Intriguing dogleg to the left, short and tricky: gives great joy and sorrow for the many players who face this hole too nonchalantly. The greatest difficulty is represented by a long, sideways green, protected on the right by a deep bunker flanked by a hill dominated by a maritime pine and, on the left, three small bunkers that run the entire length of the collar. The first part of the green is very narrow and bounded by bunkers; this is followed by a gradual slope which rises again with a small tier near the bottom. This is followed by a steep descent immediately after the collar that leads to a water obstacle.

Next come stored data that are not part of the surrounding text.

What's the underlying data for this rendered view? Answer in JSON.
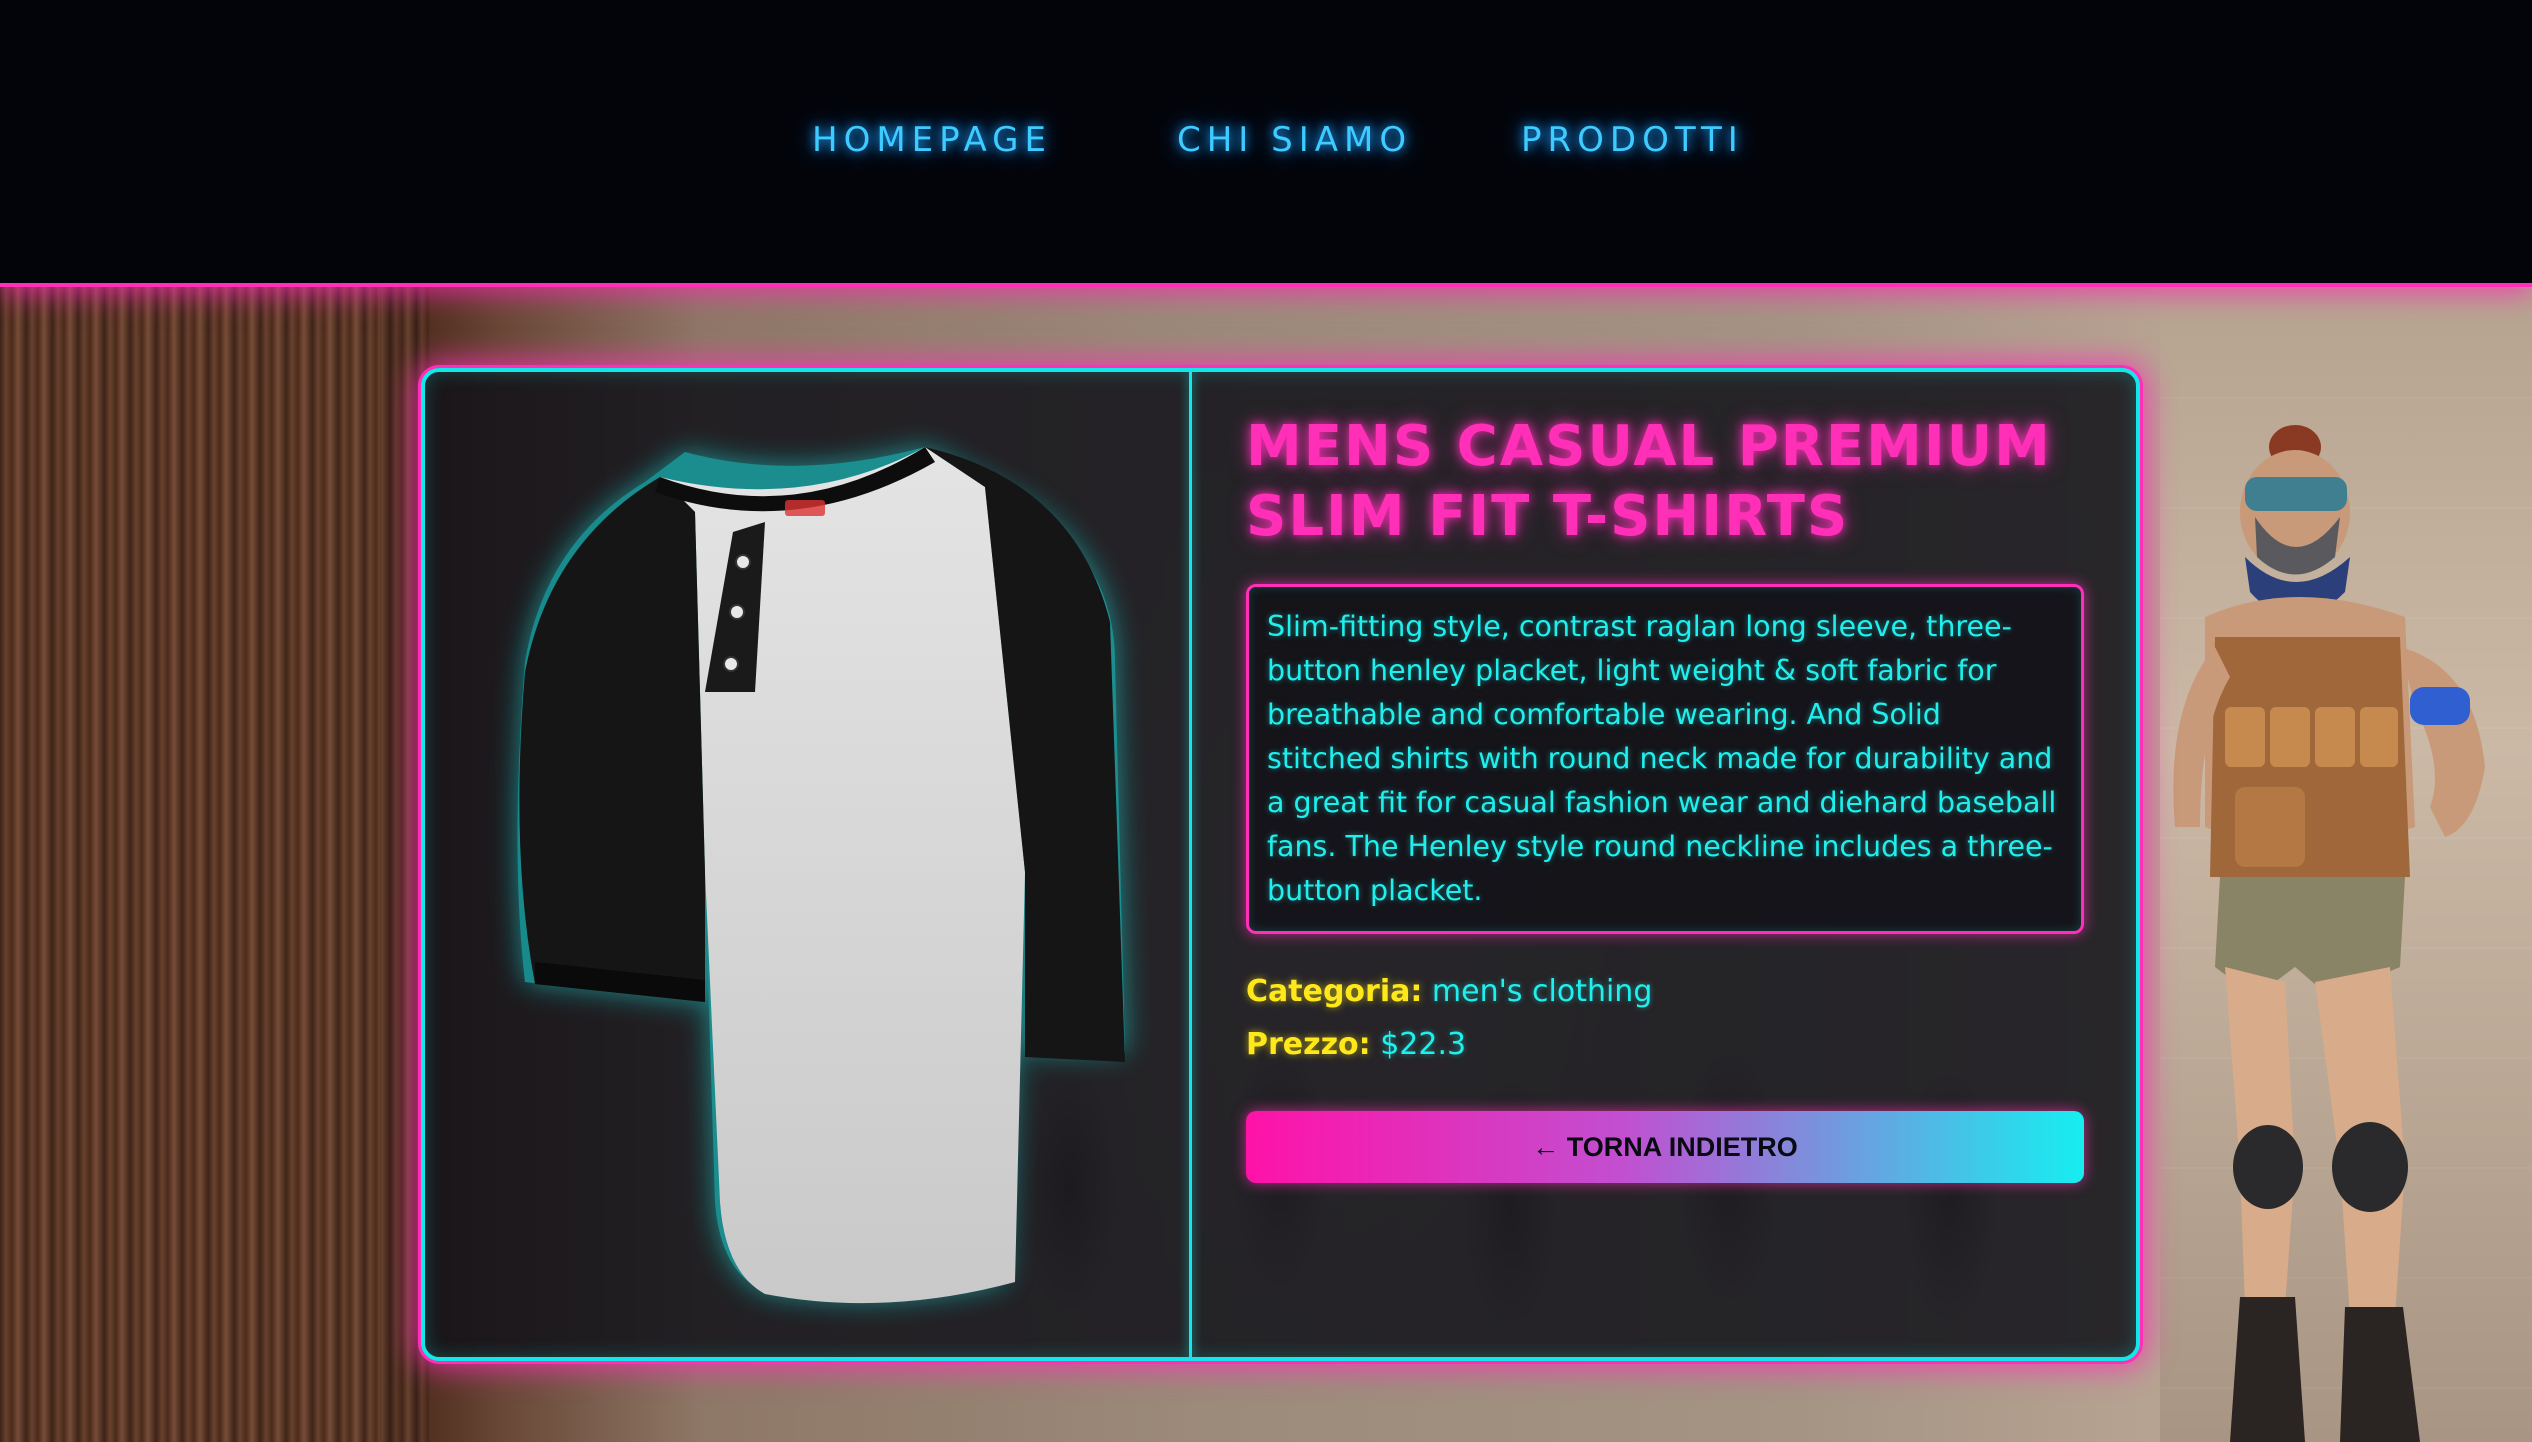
{
  "nav": {
    "items": [
      {
        "label": "HOMEPAGE"
      },
      {
        "label": "CHI SIAMO"
      },
      {
        "label": "PRODOTTI"
      }
    ]
  },
  "product": {
    "title": "MENS CASUAL PREMIUM SLIM FIT T-SHIRTS",
    "description": "Slim-fitting style, contrast raglan long sleeve, three-button henley placket, light weight & soft fabric for breathable and comfortable wearing. And Solid stitched shirts with round neck made for durability and a great fit for casual fashion wear and diehard baseball fans. The Henley style round neckline includes a three-button placket.",
    "category_label": "Categoria:",
    "category_value": "men's clothing",
    "price_label": "Prezzo:",
    "price_value": "$22.3",
    "image_icon": "henley-raglan-shirt-image"
  },
  "actions": {
    "back_label": "← TORNA INDIETRO"
  },
  "theme": {
    "neon_pink": "#ff2fb8",
    "neon_cyan": "#14e7e7",
    "nav_blue": "#3ecbff",
    "label_yellow": "#ffe81a",
    "navbar_bg": "#03040a"
  }
}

There are a number of ways to play this hole and the strategic choice depends on the position of the flag. In the event of a short or medium flag, a long iron towards the little pine and nearby poplar that separate this fairway from that of hole 1 on the right leaves you with a second short shot, which facilitates a gentle attack at the green. In the event of a long flag, after making sure that the players ahead have started to tee at the next hole, you can consider playing a fade driver onto the fairway of hole 4, with the possibility of reaching the green directly or giving yourself an easy approach by being able to attack the green straight on instead of sideways, with plenty of space for landing the ball while excluding the deep bunkers and the maritime pine which protect the right half of the green from the line of play.
A driver at the centre of the fairway is crucial to provide the opportunity of reaching the green with the second shot. From this position you will choose whether to play short before the bunkers surrounding the beginning of the green or opt for an iron that reaches the end of the green removing from play the many difficult obstacles at its beginning. Be careful, however, because, after the green, there is the water obstacle.